Our trigger tool methodology was beneficial in targeting medical records to identify AEs, with 74% of the records containing at least one AE or medical error. Currently, there is no standard methodology that effectively identifies AEs in hospitalized patients, although the design of a useful tool—either manual or electronic—has been an ongoing effort.18–20 By using components of the Harvard Medical Practice Study5,6,15 and trigger tool methodology,10–12 we were able to develop a process similar to the epidemiological surveillance model widely used in infection control.7 This model was chosen as a basis for our approach because of similarities in research objectives and focus.

It is known that events reported through voluntary incident reporting systems represent only a small fraction of all AEs and errors that occur.4,21–24 The reporting that does occur is sporadic and influenced by unpredictable factors.23 Our methodology was designed to detect events unlikely to be captured through our voluntary spontaneous incident reporting system or our retrospective administrative data mining efforts, such as the Agency for Healthcare Research and Quality Patient Safety Indicators. Without active surveillance, these events would not have been brought to light and made available for analysis.

Interventions to prevent or ameliorate harm

Active surveillance was an effective means both to capture previously unrecognized events and to reduce harm directly. The primary advantage of this approach is that it permits investigation of AEs during a patient’s stay in hospital at a time when care providers are available to supply important information that may not be documented in the medical record, and when the potential exists for errors to be corrected before patient harm occurs. Whenever a researcher discovered a situation having the potential to cause patient harm or causing ongoing harm, he/she would intervene by bringing the situation to the attention of the appropriate care provider. Interventions to prevent or mitigate patient harm at the time of record review were made in 47 (14%) of the 327 medical records reviewed.

Interventions were most frequently related to the incorrect prescribing of medications and to inconsistent or incorrect documentation of clinical information. For example, one intervention involved informing a nurse that an order to discontinue a patient’s vancomycin had been written 3 days previously, while the patient continued to receive the medication. Another involved a patient admitted to the hospital with a supratherapeutic INR. The physician ordered warfarin in the same dose as the patient reported taking before admission.

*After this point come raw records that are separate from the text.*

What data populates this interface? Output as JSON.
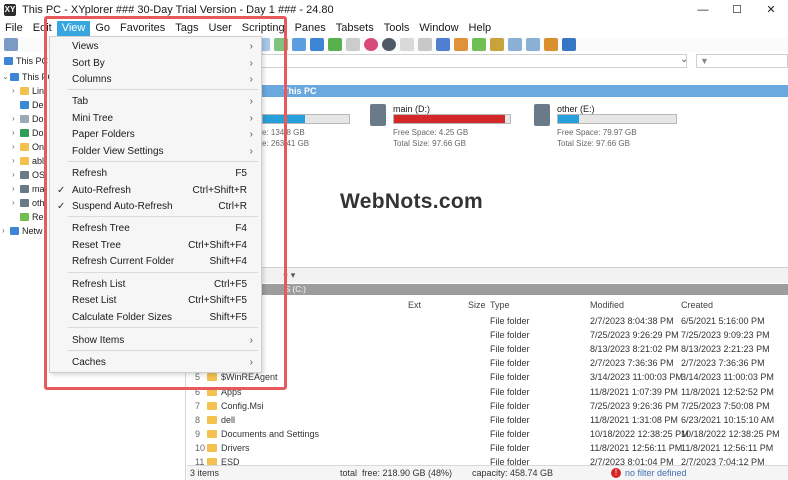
{
  "window": {
    "app_icon": "XY",
    "title": "This PC - XYplorer ### 30-Day Trial Version - Day 1 ### - 24.80",
    "minimize": "—",
    "maximize": "☐",
    "close": "✕"
  },
  "menubar": {
    "items": [
      "File",
      "Edit",
      "View",
      "Go",
      "Favorites",
      "Tags",
      "User",
      "Scripting",
      "Panes",
      "Tabsets",
      "Tools",
      "Window",
      "Help"
    ]
  },
  "tree": {
    "items": [
      {
        "label": "This PC",
        "arrow": ""
      },
      {
        "label": "This PC",
        "arrow": "⌄"
      },
      {
        "label": "Lin",
        "arrow": "›"
      },
      {
        "label": "De",
        "arrow": ""
      },
      {
        "label": "Do",
        "arrow": "›"
      },
      {
        "label": "Do",
        "arrow": "›"
      },
      {
        "label": "On",
        "arrow": "›"
      },
      {
        "label": "abl",
        "arrow": "›"
      },
      {
        "label": "OS",
        "arrow": "›"
      },
      {
        "label": "ma",
        "arrow": "›"
      },
      {
        "label": "oth",
        "arrow": "›"
      },
      {
        "label": "Re",
        "arrow": ""
      },
      {
        "label": "Netw",
        "arrow": "›"
      }
    ]
  },
  "filter": {
    "icon": "▼"
  },
  "address": {
    "chevron": "⌄"
  },
  "pane1": {
    "title": "This PC"
  },
  "drives": [
    {
      "name": "",
      "free": "Free Space: 134.8 GB",
      "free_visible": "e: 134.8 GB",
      "total_visible": "e: 263.41 GB",
      "used_fraction": 0.49,
      "color": "#26a0da"
    },
    {
      "name": "main (D:)",
      "free": "Free Space: 4.25 GB",
      "total": "Total Size: 97.66 GB",
      "used_fraction": 0.957,
      "color": "#d42727"
    },
    {
      "name": "other (E:)",
      "free": "Free Space: 79.97 GB",
      "total": "Total Size: 97.66 GB",
      "used_fraction": 0.181,
      "color": "#26a0da"
    }
  ],
  "watermark": "WebNots.com",
  "pane2": {
    "title": "S (C:)",
    "tab_plus": "+ ▾"
  },
  "list": {
    "headers": {
      "ext": "Ext",
      "size": "Size",
      "type": "Type",
      "modified": "Modified",
      "created": "Created"
    },
    "rows": [
      {
        "num": "",
        "name": "n",
        "type": "File folder",
        "modified": "2/7/2023 8:04:38 PM",
        "created": "6/5/2021 5:16:00 PM"
      },
      {
        "num": "",
        "name": "",
        "type": "File folder",
        "modified": "7/25/2023 9:26:29 PM",
        "created": "7/25/2023 9:09:23 PM"
      },
      {
        "num": "",
        "name": ".~BT",
        "type": "File folder",
        "modified": "8/13/2023 8:21:02 PM",
        "created": "8/13/2023 2:21:23 PM"
      },
      {
        "num": "",
        "name": "~WS",
        "type": "File folder",
        "modified": "2/7/2023 7:36:36 PM",
        "created": "2/7/2023 7:36:36 PM"
      },
      {
        "num": "5",
        "name": "$WinREAgent",
        "type": "File folder",
        "modified": "3/14/2023 11:00:03 PM",
        "created": "3/14/2023 11:00:03 PM"
      },
      {
        "num": "6",
        "name": "Apps",
        "type": "File folder",
        "modified": "11/8/2021 1:07:39 PM",
        "created": "11/8/2021 12:52:52 PM"
      },
      {
        "num": "7",
        "name": "Config.Msi",
        "type": "File folder",
        "modified": "7/25/2023 9:26:36 PM",
        "created": "7/25/2023 7:50:08 PM"
      },
      {
        "num": "8",
        "name": "dell",
        "type": "File folder",
        "modified": "11/8/2021 1:31:08 PM",
        "created": "6/23/2021 10:15:10 AM"
      },
      {
        "num": "9",
        "name": "Documents and Settings",
        "type": "File folder",
        "modified": "10/18/2022 12:38:25 PM",
        "created": "10/18/2022 12:38:25 PM"
      },
      {
        "num": "10",
        "name": "Drivers",
        "type": "File folder",
        "modified": "11/8/2021 12:56:11 PM",
        "created": "11/8/2021 12:56:11 PM"
      },
      {
        "num": "11",
        "name": "ESD",
        "type": "File folder",
        "modified": "2/7/2023 8:01:04 PM",
        "created": "2/7/2023 7:04:12 PM"
      }
    ]
  },
  "status": {
    "items": "3 items",
    "total": "total",
    "free": "free: 218.90 GB (48%)",
    "capacity": "capacity: 458.74 GB",
    "warn": "!",
    "filter": "no filter defined"
  },
  "view_menu": {
    "items": [
      {
        "label": "Views",
        "shortcut": "",
        "check": "",
        "arrow": "›"
      },
      {
        "label": "Sort By",
        "shortcut": "",
        "check": "",
        "arrow": "›"
      },
      {
        "label": "Columns",
        "shortcut": "",
        "check": "",
        "arrow": "›"
      },
      {
        "label": "Tab",
        "shortcut": "",
        "check": "",
        "arrow": "›"
      },
      {
        "label": "Mini Tree",
        "shortcut": "",
        "check": "",
        "arrow": "›"
      },
      {
        "label": "Paper Folders",
        "shortcut": "",
        "check": "",
        "arrow": "›"
      },
      {
        "label": "Folder View Settings",
        "shortcut": "",
        "check": "",
        "arrow": "›"
      },
      {
        "label": "Refresh",
        "shortcut": "F5",
        "check": "",
        "arrow": ""
      },
      {
        "label": "Auto-Refresh",
        "shortcut": "Ctrl+Shift+R",
        "check": "✓",
        "arrow": ""
      },
      {
        "label": "Suspend Auto-Refresh",
        "shortcut": "Ctrl+R",
        "check": "✓",
        "arrow": ""
      },
      {
        "label": "Refresh Tree",
        "shortcut": "F4",
        "check": "",
        "arrow": ""
      },
      {
        "label": "Reset Tree",
        "shortcut": "Ctrl+Shift+F4",
        "check": "",
        "arrow": ""
      },
      {
        "label": "Refresh Current Folder",
        "shortcut": "Shift+F4",
        "check": "",
        "arrow": ""
      },
      {
        "label": "Refresh List",
        "shortcut": "Ctrl+F5",
        "check": "",
        "arrow": ""
      },
      {
        "label": "Reset List",
        "shortcut": "Ctrl+Shift+F5",
        "check": "",
        "arrow": ""
      },
      {
        "label": "Calculate Folder Sizes",
        "shortcut": "Shift+F5",
        "check": "",
        "arrow": ""
      },
      {
        "label": "Show Items",
        "shortcut": "",
        "check": "",
        "arrow": "›"
      },
      {
        "label": "Caches",
        "shortcut": "",
        "check": "",
        "arrow": "›"
      }
    ]
  },
  "colors": {
    "menu_active": "#39a7df",
    "highlight_border": "#e8595e",
    "pane_title": "#6aa9dd",
    "drive_warn": "#d42727",
    "drive_ok": "#26a0da"
  }
}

The researcher discussed the order with the prescribing physician and the warfarin was put on hold. Although it is likely that some of the prescribing errors would have been detected by clinical pharmacists had they not been first discovered by the study’s researchers, the documentation errors were found only because a pair of well trained eyes were poring over the patient’s record; it is unlikely that they would have been otherwise recognized and corrected. Given the number of interventions made, the preventive and ameliorative potential of bringing ongoing discrepancies or errors to the attention of direct care givers is significant. Furthermore, researchers found that their comprehension of the etiology of errors and of the contribution of hospital systems to AEs and medical errors was significantly enhanced through communication with front line caregivers.

Use of the electronic medical record

During the time of the study the medical record was not fully electronic and did not permit text searches of progress notes or discharge summaries. However, electronic data from the laboratory and pharmacy—combined with up to date admission, discharge, and transfer data—permitted the accurate and efficient assignment of medical records for review.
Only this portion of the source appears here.